A Beginners Guide to GPUs for Pythonistas

Fri September 10, 03:00 PM–03:30 PM • Back to program
Session Type Pre-Recorded
Start time 15:00
End time 15:30
Countdown link Open timer

In this talk, I will be discussing Python and GPUs! I will give a brief history of Python and parallel computing, take a look at Python’s ‘infamous’ GIL, and share how and why Pythonistas can get started with using GPUs to do more work faster.

Why GPUs?

I will begin with a brief background on the history of Python and parallel computing. Some people would call Python a ‘slow language.’ One of the reasons for this is that it doesn’t readily support parallelism because of the GIL. I’ll take a quick look at Python’s ‘infamous’ GIL and how and why people have and are still trying to get around it. For this, I will be referencing some of my favorite PyCon talks on the subject!

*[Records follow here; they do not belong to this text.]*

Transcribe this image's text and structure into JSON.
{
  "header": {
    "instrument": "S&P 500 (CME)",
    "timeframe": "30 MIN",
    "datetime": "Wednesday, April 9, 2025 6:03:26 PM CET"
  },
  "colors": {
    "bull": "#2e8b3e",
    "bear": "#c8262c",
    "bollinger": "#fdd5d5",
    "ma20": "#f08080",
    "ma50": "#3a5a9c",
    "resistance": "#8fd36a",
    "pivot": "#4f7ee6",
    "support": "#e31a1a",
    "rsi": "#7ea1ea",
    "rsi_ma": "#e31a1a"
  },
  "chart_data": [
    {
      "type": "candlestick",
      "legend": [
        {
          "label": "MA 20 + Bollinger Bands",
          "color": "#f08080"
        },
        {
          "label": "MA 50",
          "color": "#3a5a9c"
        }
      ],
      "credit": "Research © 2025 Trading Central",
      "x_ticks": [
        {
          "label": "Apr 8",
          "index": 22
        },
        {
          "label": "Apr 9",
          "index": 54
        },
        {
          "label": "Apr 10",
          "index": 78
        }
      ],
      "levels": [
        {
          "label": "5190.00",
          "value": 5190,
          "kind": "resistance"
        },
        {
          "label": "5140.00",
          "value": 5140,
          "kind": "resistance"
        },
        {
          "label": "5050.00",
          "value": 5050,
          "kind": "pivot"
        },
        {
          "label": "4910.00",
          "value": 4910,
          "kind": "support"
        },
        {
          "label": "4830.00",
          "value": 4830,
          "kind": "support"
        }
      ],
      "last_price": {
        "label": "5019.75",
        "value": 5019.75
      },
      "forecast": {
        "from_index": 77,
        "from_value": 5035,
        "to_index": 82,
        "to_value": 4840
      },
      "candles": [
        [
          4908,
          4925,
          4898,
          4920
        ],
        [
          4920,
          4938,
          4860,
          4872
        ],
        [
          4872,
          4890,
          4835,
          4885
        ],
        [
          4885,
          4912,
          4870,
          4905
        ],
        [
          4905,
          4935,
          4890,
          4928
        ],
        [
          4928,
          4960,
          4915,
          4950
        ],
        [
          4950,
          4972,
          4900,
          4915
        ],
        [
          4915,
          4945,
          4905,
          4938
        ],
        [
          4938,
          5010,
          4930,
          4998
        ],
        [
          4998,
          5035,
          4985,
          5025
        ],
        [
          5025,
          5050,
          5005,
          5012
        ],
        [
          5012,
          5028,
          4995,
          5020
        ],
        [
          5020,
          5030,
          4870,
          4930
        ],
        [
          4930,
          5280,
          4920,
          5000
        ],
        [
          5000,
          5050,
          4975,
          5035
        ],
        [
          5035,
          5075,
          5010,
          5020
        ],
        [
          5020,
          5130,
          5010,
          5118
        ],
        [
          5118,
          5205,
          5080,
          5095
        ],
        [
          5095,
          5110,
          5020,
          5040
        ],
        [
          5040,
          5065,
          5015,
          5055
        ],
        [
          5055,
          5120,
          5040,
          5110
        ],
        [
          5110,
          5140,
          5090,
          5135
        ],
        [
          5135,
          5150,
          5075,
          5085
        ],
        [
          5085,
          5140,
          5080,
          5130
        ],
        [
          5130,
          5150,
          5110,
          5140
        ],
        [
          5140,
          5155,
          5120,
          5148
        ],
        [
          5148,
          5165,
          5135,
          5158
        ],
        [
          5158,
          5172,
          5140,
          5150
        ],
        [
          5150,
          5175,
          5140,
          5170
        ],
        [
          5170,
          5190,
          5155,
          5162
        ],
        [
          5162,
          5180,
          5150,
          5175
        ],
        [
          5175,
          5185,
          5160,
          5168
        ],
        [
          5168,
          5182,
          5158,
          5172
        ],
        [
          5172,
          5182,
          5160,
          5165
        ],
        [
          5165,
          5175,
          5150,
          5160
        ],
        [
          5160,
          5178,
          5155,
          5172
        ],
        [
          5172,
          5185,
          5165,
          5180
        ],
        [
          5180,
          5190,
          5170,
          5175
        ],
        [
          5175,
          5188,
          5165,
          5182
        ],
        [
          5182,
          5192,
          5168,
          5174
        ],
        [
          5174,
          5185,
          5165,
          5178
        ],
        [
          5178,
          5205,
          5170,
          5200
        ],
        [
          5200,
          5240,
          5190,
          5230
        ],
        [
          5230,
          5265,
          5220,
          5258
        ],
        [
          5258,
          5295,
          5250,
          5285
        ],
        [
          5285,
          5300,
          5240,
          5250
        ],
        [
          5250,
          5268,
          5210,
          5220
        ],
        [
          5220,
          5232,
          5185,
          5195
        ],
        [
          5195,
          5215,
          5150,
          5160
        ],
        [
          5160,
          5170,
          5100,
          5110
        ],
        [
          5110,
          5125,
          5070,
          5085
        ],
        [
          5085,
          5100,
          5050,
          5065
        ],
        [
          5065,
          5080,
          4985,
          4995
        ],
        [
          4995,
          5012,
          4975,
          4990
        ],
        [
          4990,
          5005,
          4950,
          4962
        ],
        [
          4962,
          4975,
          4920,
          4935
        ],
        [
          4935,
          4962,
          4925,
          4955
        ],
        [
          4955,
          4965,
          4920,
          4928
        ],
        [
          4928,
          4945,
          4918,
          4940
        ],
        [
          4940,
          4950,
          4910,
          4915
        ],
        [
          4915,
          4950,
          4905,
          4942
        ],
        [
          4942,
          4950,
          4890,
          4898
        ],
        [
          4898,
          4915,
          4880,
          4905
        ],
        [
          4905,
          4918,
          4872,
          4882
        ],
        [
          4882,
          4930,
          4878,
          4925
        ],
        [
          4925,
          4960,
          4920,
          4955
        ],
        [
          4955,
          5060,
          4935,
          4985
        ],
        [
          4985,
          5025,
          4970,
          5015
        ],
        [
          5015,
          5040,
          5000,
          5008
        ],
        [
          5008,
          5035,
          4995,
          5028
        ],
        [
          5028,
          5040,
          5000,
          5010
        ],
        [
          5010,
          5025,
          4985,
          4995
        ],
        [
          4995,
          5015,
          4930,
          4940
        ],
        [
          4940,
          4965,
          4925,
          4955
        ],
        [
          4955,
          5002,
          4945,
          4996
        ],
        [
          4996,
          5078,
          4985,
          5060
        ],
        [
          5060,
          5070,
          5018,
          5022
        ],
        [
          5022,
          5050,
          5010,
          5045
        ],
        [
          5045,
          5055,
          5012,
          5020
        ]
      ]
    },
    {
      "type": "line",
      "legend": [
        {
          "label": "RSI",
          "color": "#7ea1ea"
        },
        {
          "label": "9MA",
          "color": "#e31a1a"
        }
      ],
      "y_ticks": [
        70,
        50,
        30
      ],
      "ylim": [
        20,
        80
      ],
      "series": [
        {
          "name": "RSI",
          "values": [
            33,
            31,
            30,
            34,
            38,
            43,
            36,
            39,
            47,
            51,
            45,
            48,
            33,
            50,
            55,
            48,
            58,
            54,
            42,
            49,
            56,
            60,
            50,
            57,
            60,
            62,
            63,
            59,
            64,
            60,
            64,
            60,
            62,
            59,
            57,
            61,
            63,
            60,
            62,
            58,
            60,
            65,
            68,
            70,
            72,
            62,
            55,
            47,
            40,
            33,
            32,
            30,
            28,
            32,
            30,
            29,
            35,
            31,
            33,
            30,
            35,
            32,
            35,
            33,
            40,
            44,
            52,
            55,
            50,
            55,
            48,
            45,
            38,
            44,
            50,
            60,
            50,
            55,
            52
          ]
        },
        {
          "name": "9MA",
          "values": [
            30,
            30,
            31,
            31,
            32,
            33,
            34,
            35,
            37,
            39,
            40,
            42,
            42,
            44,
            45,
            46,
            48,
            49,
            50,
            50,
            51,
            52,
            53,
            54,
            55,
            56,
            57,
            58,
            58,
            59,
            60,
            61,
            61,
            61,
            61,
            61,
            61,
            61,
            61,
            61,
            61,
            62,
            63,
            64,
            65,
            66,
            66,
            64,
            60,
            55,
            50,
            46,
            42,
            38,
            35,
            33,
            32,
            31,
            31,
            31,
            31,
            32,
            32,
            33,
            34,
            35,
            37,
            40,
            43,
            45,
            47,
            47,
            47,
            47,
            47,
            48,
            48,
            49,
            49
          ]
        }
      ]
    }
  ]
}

For slow, CPU-intensive tasks there are several ways to speed up your Python code. Async IO and Numba JIT, are some tools that have become quite popular for improving GIL-related performance issues. More recently, and as it relates to this talk GPUs have been introduced as another way to optimize performance in this regard.

What exactly is a GPU?

Next, I’ll discuss what a GPU is and how it’s being used in the world today. Historically GPUs have been used primarily in gaming, but more and more people are using them for general-purpose computing. I’ll discuss the differences between CPUs and GPUs and share some examples of various ways Pythonistas are using GPUs to speed up their workflows. I’m currently interning with the RAPIDS team at Nvidia, so I’ll talk a little bit about the work I’m doing there. RAPIDS is an open-source library that accelerates data science using GPUs. I’ll demonstrate the differences in speed of computation with a GPU and without one.

How can I get started?

-Finally, I will end my talk by giving some advice about how Pythonistas can start using GPUs either in their work or as a hobby in their spare time. Even if you don’t personally own a GPU there are several free and affordable resources one can access online. I’ll share some of these resources with the audience.

Marlene Mhangami

Marlene is a Zimbabwean software engineer, explorer, and speaker based in the city of Harare. She is an advocate for using science and technology for social good and increasing diversity in these fields. She is a director and the vice-chair for the Python Software Foundation and is currently working as a software engineer with the RAPIDS team at NVIDIA. In 2017, she co-founded ZimboPy, a non-profit organization that gives Zimbabwean young women access to resources in the field of technology. She is also an avid reader and is currently pursuing a computer science degree, with a concentration in Machine Learning and AI at the University of London.